Literature: Ann Quin & the Avant-Garde
- Fri 22 Mar 2019
- 6:30 pm
- £3.00
Join us for an evening of readings to celebrate a vibrant period of British avant-garde fiction which brought us, among others, the much-overlooked Ann Quin, cult author B.S. Johnson and counter-cultural writer Alexander Trocchi.
The trailblazing work of literary experimentalists in the 1960s was diverse in its aesthetics and, sometimes, divided in its politics, as it consumed myriad influences from Europe and the US. They spoke to the continuing fallout of the second World War and the decline of the British Empire, and set their face against dominant social realist trends of the time.
This event marks And Other Stories’ reissue of Berg, Ann Quin’s critically acclaimed 1964 debut which was later adapted into the 1989 film Killing Dad starring Richard E Grant and Denholm Elliott. Lee Rourke in The Guardian lauded Quin as “one of our greatest ever novelists… a new British working-class voice that had not been heard before.”
We will also be celebrating the release of British Avant-Garde Fiction of the 1960s (Edinburgh University Press) by Kaye Mitchell and Nonia Williams, which features detailed readings of authors such as Quin, Johnson, Trocchi, Maureen Duffy, Alan Burns, Christine Brooke-Rose and many others.

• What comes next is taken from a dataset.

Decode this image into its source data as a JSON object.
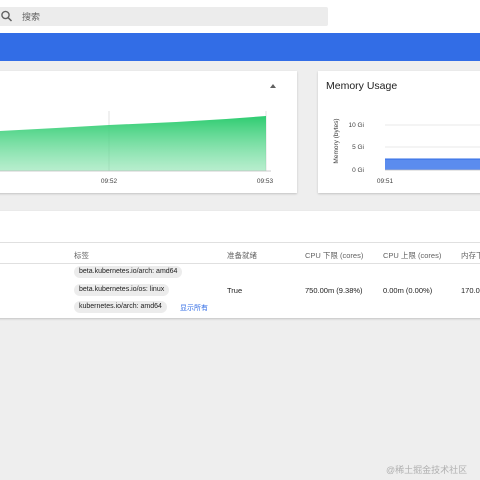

Featured readers include author and critic Joanna Walsh (The Guardian, The New Statesman, London Review of Books), co-director of the Centre for New Writing Kaye Mitchell, and Jennifer Hodgson, editor of Ann Quin’s The Unmapped Country and reviewer for Radio 4’s Open Book and BBC Radio 3’s The Verb. This event is presented in co-promotion with the Centre For New Writing and Dostoyevsky Wannabe.